The new engine is matched to an excellent piece of hand-me-down hardware: the A580 five-speed automatic transmission, which is also used in the new Grand Cherokee, Dodge Durango, Chrysler 300, and Dodge Charger/Challenger models (plus, in a slew of older Mercedes-Benz models).
To sum, the 2012 Jeep Wrangler has 40 percent more horsepower and ten percent more torque, and it accelerates to 60 mph nearly three seconds faster than the 2011. Four-door Wrangler Unlimited models can get to 60 in about 8.4 seconds, while two-door Wranglers can make the dash in 7.7 seconds.
Altogether, the change is transformational. In the Wrangler, shifts felt surprisingly seamless during light to moderate acceleration—only slightly less damped than in the Grand Cherokee—yet snappy and decisive with more throttle. The Pentastar has lots of torque down low and will rev all the way smoothly to redline, with no flat spots, balks, or odd vibrations in between.
We like the feel of the available manual transmission, though it's more of a throwback to the Wrangler of yore. While throws are long (as is pedal travel), and honestly it feels like it's borrowed from a muscle car (actually, from NSG/Mercedes) as you feel some vibration, the shift action is tight and precise.
Final drive ratios can be almost ridiculously tall—for example, in one automatic test vehicle, we didn't see much more than 3,500 rpm at 50 mph in SECOND gear. Base models now come with a 3.21:1 final drive, up from the former 3.73:1, while a low 4.10:1 ratio is still available in the Rubicon.
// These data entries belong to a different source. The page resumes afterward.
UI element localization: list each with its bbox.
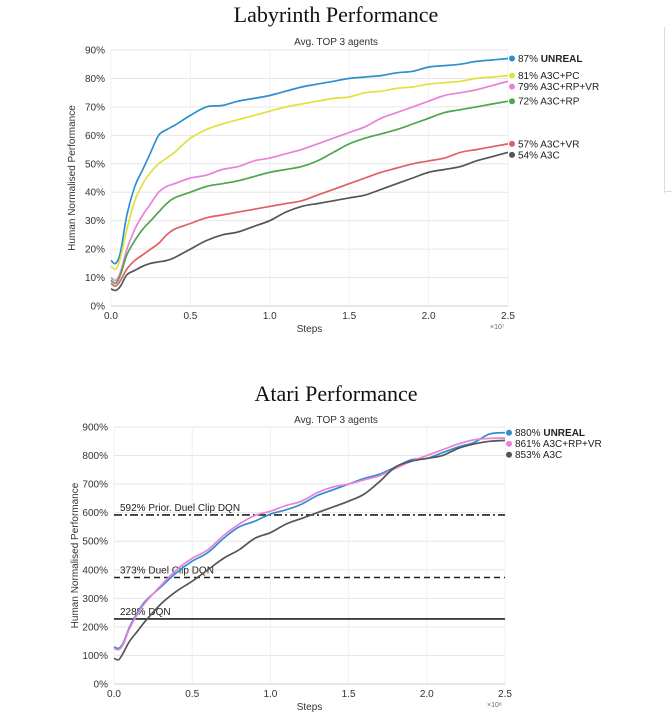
legend-marker bbox=[506, 440, 512, 447]
legend-name: A3C+PC bbox=[540, 71, 579, 82]
series-line-a3c-rp-vr bbox=[113, 437, 506, 651]
series-line-a3c-vr bbox=[110, 143, 509, 287]
x-tick-label: 0.5 bbox=[185, 689, 199, 700]
labyrinth-subtitle: Avg. TOP 3 agents bbox=[294, 37, 378, 48]
y-tick-label: 200% bbox=[82, 622, 108, 633]
y-tick-label: 700% bbox=[82, 480, 108, 491]
labyrinth-title: Labyrinth Performance bbox=[233, 2, 439, 27]
legend-entry: 880% UNREAL bbox=[515, 428, 585, 439]
x-tick-label: 1.0 bbox=[263, 689, 277, 700]
y-tick-label: 800% bbox=[82, 451, 108, 462]
x-exponent-label: ×10⁸ bbox=[487, 702, 502, 709]
y-tick-label: 400% bbox=[82, 565, 108, 576]
legend-entry: 87% UNREAL bbox=[518, 54, 582, 65]
x-tick-label: 1.5 bbox=[342, 689, 356, 700]
labyrinth-chart: 0% 10% 20% 30% 40% 50% 60% 70% 80% 90% 0.0 0.5 1.0 1.… bbox=[67, 46, 599, 336]
series-line-a3c bbox=[110, 151, 509, 292]
legend-value: 880% bbox=[515, 428, 543, 439]
legend-value: 87% bbox=[518, 54, 541, 65]
legend-marker bbox=[509, 140, 515, 147]
x-tick-label: 2.0 bbox=[420, 689, 434, 700]
atari-title: Atari Performance bbox=[254, 381, 418, 406]
series-line-a3c-pc bbox=[110, 74, 509, 271]
series-line-unreal bbox=[110, 57, 509, 265]
y-tick-label: 40% bbox=[85, 188, 105, 199]
legend-value: 81% bbox=[518, 71, 540, 82]
legend-name: A3C+VR bbox=[540, 139, 579, 150]
y-axis-label: Human Normalised Performance bbox=[70, 482, 81, 628]
y-tick-label: 600% bbox=[82, 508, 108, 519]
legend-entry: 853% A3C bbox=[515, 450, 562, 461]
legend-marker bbox=[506, 429, 512, 436]
x-tick-label: 0.0 bbox=[104, 311, 118, 322]
x-tick-label: 0.0 bbox=[107, 689, 121, 700]
x-axis-label: Steps bbox=[297, 702, 323, 713]
legend-name: UNREAL bbox=[541, 54, 583, 65]
y-tick-label: 70% bbox=[85, 102, 105, 113]
legend-name: UNREAL bbox=[543, 428, 585, 439]
side-divider-tick bbox=[664, 191, 672, 192]
atari-chart: 0% 100% 200% 300% 400% 500% 600% 700% 800% 900% 0.… bbox=[70, 423, 602, 714]
x-exponent-label: ×10⁷ bbox=[490, 324, 505, 331]
legend-marker bbox=[509, 72, 515, 79]
legend-entry: 54% A3C bbox=[518, 150, 560, 161]
x-tick-label: 0.5 bbox=[183, 311, 197, 322]
x-tick-label: 2.5 bbox=[498, 689, 512, 700]
side-divider bbox=[664, 27, 665, 193]
y-tick-label: 30% bbox=[85, 216, 105, 227]
reference-line-label: 592% Prior. Duel Clip DQN bbox=[120, 503, 240, 514]
x-tick-label: 2.0 bbox=[422, 311, 436, 322]
legend-value: 57% bbox=[518, 139, 540, 150]
legend-marker bbox=[506, 451, 512, 458]
x-tick-label: 1.5 bbox=[342, 311, 356, 322]
y-tick-label: 500% bbox=[82, 537, 108, 548]
reference-line-label: 228% DQN bbox=[120, 607, 171, 618]
atari-subtitle: Avg. TOP 3 agents bbox=[294, 415, 378, 426]
y-tick-label: 0% bbox=[94, 680, 109, 691]
legend-value: 72% bbox=[518, 97, 540, 108]
y-tick-label: 100% bbox=[82, 651, 108, 662]
legend-marker bbox=[509, 55, 515, 62]
legend-entry: 861% A3C+RP+VR bbox=[515, 439, 602, 450]
y-tick-label: 900% bbox=[82, 423, 108, 434]
legend-entry: 72% A3C+RP bbox=[518, 97, 580, 108]
y-tick-label: 0% bbox=[91, 302, 106, 313]
legend-name: A3C+RP bbox=[540, 97, 580, 108]
legend-marker bbox=[509, 151, 515, 158]
legend-entry: 81% A3C+PC bbox=[518, 71, 579, 82]
y-tick-label: 10% bbox=[85, 273, 105, 284]
legend-value: 79% bbox=[518, 82, 540, 93]
legend-value: 861% bbox=[515, 439, 543, 450]
series-line-unreal bbox=[113, 431, 506, 650]
x-axis-label: Steps bbox=[297, 324, 323, 335]
y-tick-label: 300% bbox=[82, 594, 108, 605]
y-axis-label: Human Normalised Performance bbox=[67, 105, 78, 251]
legend-name: A3C+RP+VR bbox=[540, 82, 599, 93]
legend-value: 54% bbox=[518, 150, 540, 161]
legend-name: A3C+RP+VR bbox=[543, 439, 602, 450]
legend-marker bbox=[509, 98, 515, 105]
legend-name: A3C bbox=[543, 450, 562, 461]
y-tick-label: 90% bbox=[85, 46, 105, 57]
y-tick-label: 20% bbox=[85, 245, 105, 256]
reference-line-label: 373% Duel Clip DQN bbox=[120, 565, 214, 576]
legend-name: A3C bbox=[540, 150, 559, 161]
legend-entry: 79% A3C+RP+VR bbox=[518, 82, 599, 93]
legend-value: 853% bbox=[515, 450, 543, 461]
series-line-a3c-rp bbox=[110, 100, 509, 285]
series-line-a3c-rp-vr bbox=[110, 80, 509, 282]
y-tick-label: 60% bbox=[85, 131, 105, 142]
x-tick-label: 2.5 bbox=[501, 311, 515, 322]
x-tick-label: 1.0 bbox=[263, 311, 277, 322]
y-tick-label: 80% bbox=[85, 74, 105, 85]
legend-marker bbox=[509, 83, 515, 90]
legend-entry: 57% A3C+VR bbox=[518, 139, 579, 150]
y-tick-label: 50% bbox=[85, 159, 105, 170]
series-line-a3c bbox=[113, 439, 506, 661]
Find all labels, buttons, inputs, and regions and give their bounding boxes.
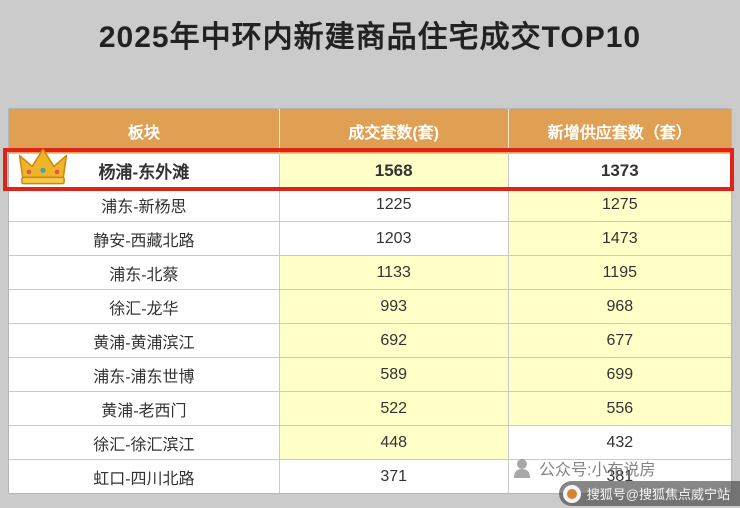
- table-row: 徐汇-徐汇滨江 448 432: [9, 425, 731, 459]
- wechat-watermark: 公众号:小布说房: [510, 456, 655, 480]
- supply-cell: 1275: [508, 188, 731, 221]
- district-cell: 浦东-新杨思: [9, 188, 280, 221]
- table-row: 黄浦-黄浦滨江 692 677: [9, 323, 731, 357]
- mascot-icon: [514, 459, 530, 478]
- deals-cell: 371: [279, 460, 509, 493]
- table-row: 浦东-新杨思 1225 1275: [9, 187, 731, 221]
- sohu-logo-icon: [562, 484, 581, 503]
- supply-cell: 1373: [508, 154, 731, 187]
- district-cell: 黄浦-黄浦滨江: [9, 324, 280, 357]
- header-supply: 新增供应套数（套）: [547, 125, 692, 142]
- deals-cell: 692: [279, 324, 509, 357]
- table-row: 浦东-北蔡 1133 1195: [9, 255, 731, 289]
- crown-icon: [18, 146, 68, 190]
- supply-cell: 432: [508, 426, 731, 459]
- deals-cell: 1133: [279, 256, 509, 289]
- deals-cell: 1225: [279, 188, 509, 221]
- wechat-watermark-text: 公众号:小布说房: [539, 462, 656, 479]
- deals-cell: 1203: [279, 222, 509, 255]
- header-deals: 成交套数(套): [280, 109, 509, 153]
- supply-cell: 677: [508, 324, 731, 357]
- district-cell: 徐汇-龙华: [9, 290, 280, 323]
- supply-cell: 968: [508, 290, 731, 323]
- table-row: 浦东-浦东世博 589 699: [9, 357, 731, 391]
- district-cell: 黄浦-老西门: [9, 392, 280, 425]
- table-row: 徐汇-龙华 993 968: [9, 289, 731, 323]
- deals-cell: 1568: [279, 154, 509, 187]
- supply-cell: 1195: [508, 256, 731, 289]
- table-row: 黄浦-老西门 522 556: [9, 391, 731, 425]
- district-cell: 虹口-四川北路: [9, 460, 280, 493]
- sohu-watermark: 搜狐号@搜狐焦点威宁站: [558, 481, 740, 506]
- table-header-row: 板块 成交套数(套) 新增供应套数（套）: [9, 109, 731, 153]
- district-cell: 浦东-浦东世博: [9, 358, 280, 391]
- sohu-watermark-text: 搜狐号@搜狐焦点威宁站: [586, 487, 730, 502]
- supply-cell: 1473: [508, 222, 731, 255]
- table-row: 静安-西藏北路 1203 1473: [9, 221, 731, 255]
- deals-cell: 448: [279, 426, 509, 459]
- deals-cell: 522: [279, 392, 509, 425]
- deals-cell: 589: [279, 358, 509, 391]
- district-cell: 徐汇-徐汇滨江: [9, 426, 280, 459]
- supply-cell: 556: [508, 392, 731, 425]
- header-district: 板块: [9, 109, 280, 153]
- district-cell: 浦东-北蔡: [9, 256, 280, 289]
- supply-cell: 699: [508, 358, 731, 391]
- page-title: 2025年中环内新建商品住宅成交TOP10: [98, 21, 642, 54]
- deals-cell: 993: [279, 290, 509, 323]
- district-cell: 静安-西藏北路: [9, 222, 280, 255]
- table-body: 杨浦-东外滩 1568 1373 浦东-新杨思 1225 1275 静安-西藏北…: [9, 153, 731, 493]
- ranking-table: 板块 成交套数(套) 新增供应套数（套） 杨浦-东外滩 1568 1373 浦东…: [8, 108, 732, 494]
- table-row: 杨浦-东外滩 1568 1373: [9, 153, 731, 187]
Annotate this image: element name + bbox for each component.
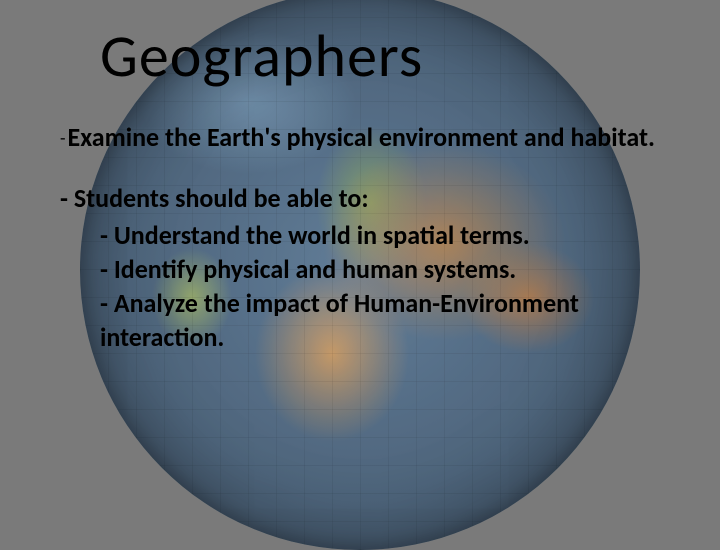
slide-title: Geographers [100, 20, 660, 93]
intro-text: -Examine the Earth's physical environmen… [60, 121, 660, 154]
objective-item: - Analyze the impact of Human-Environmen… [100, 287, 660, 355]
objective-item: - Understand the world in spatial terms. [100, 219, 660, 253]
objectives-list: - Understand the world in spatial terms.… [100, 219, 660, 354]
slide-content: Geographers -Examine the Earth's physica… [0, 0, 720, 354]
intro-dash: - [60, 127, 66, 149]
objective-item: - Identify physical and human systems. [100, 253, 660, 287]
intro-body: Examine the Earth's physical environment… [68, 121, 655, 153]
objectives-lead: - Students should be able to: [60, 182, 660, 216]
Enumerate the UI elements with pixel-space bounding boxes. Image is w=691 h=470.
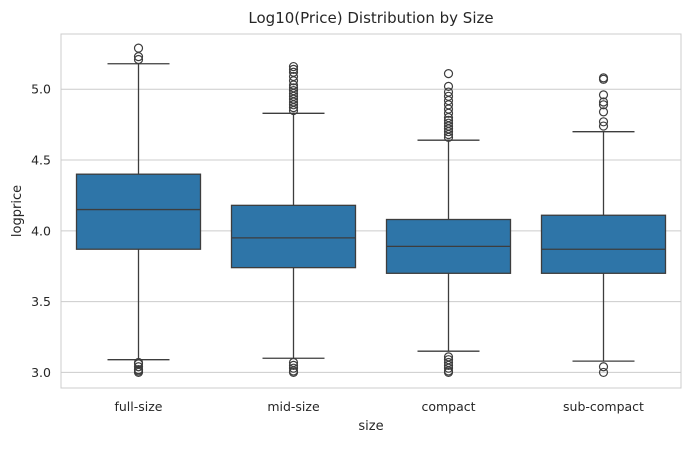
outlier-point xyxy=(443,118,454,128)
outlier-point xyxy=(288,83,299,93)
outlier-point xyxy=(598,367,609,378)
outlier-point xyxy=(443,352,454,362)
outlier-point xyxy=(598,362,609,372)
outlier-point xyxy=(133,364,144,375)
box-plots xyxy=(75,43,667,378)
y-tick-label: 3.0 xyxy=(31,365,51,380)
outlier-point xyxy=(288,64,299,75)
outlier-point xyxy=(133,362,144,372)
outlier-point xyxy=(598,73,609,83)
outlier-point xyxy=(598,117,609,127)
outlier-point xyxy=(598,90,609,100)
y-tick-labels: 3.0 3.5 4.0 4.5 5.0 xyxy=(31,82,51,380)
outlier-point xyxy=(443,355,454,365)
outlier-point xyxy=(598,97,609,107)
outlier-point xyxy=(598,107,609,117)
y-tick-label: 4.5 xyxy=(31,153,51,168)
x-tick-labels: full-size mid-size compact sub-compact xyxy=(114,399,644,414)
outlier-point xyxy=(288,67,299,77)
outlier-point xyxy=(133,43,144,53)
outlier-point xyxy=(288,86,299,96)
x-tick-label: sub-compact xyxy=(563,399,644,414)
box-iqr xyxy=(75,173,202,250)
chart-title: Log10(Price) Distribution by Size xyxy=(248,9,493,27)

If you're charmed by all the rest, it's a little hard to warm up to the Wrangler's dull recirculating-ball steering. On the moderately twisty roads heading out to the off-road trails and back, we found repeatedly that while the Wrangler turned in surprisingly crisply, the steering had a 'dead zone' of sorts—and universally lacked feedback or road feel. Both my co-driver and I kept getting our lines wrong in corners and had to adjust mid-corner, apologizing to the other. Eventually we figured out that sidewall flex was getting in the way—which invited a more effective strategy of pitching the Wrangler into corners a little harder initially, to get through the flex. Counter-intuitively, it felt smoother that way.
Among useful quirks, like only a handful of off-road-focused vehicles today you can start the Wrangler in gear, with your left foot off the clutch (provided you have 4-Low engaged). We actually restarted the Wrangler on a steep incline in first gear, while in Low range. Thanks to the automatic's wider gear-ratio span and lower first gear, its crawl ratio has actually improved.
Take off to the trail—pretty much any trail—and you'll experience the Wrangler's reason for being. The tough body-on-frame chassis and solid front and rear axles that established the Wrangler as one of the most capable off-road SUVs on the market continues to wow, with lots of clearance, a rugged underbody with protective skid plates, and terrific boulder-scrambling prowess. The traditional four-wheel-drive system is also supplemented with some modern tech, including an electric sway-bar disconnect that permits impressive wheel articulation without the expense of floppy on-road cornering.
Off-roading toughness of the Wrangler is assured by live axle front and rear suspensions, with 10.2 inches of ground clearance and the availability of a four-wheel-drive system with heavy-duty axles, locking differentials, Rock-Trac transfer case with the sway-bar disconnect, extra-low gearing, and knobby BF Goodrich tires on Rubicon versions. And for those who shop by the numbers, the critical ones for the Wrangler are 44.3 degrees approach, 25.4 degrees breakover, and 40.4 degrees departure—that's all for the top-of-the-line, off-road-pedigreed Rubicon.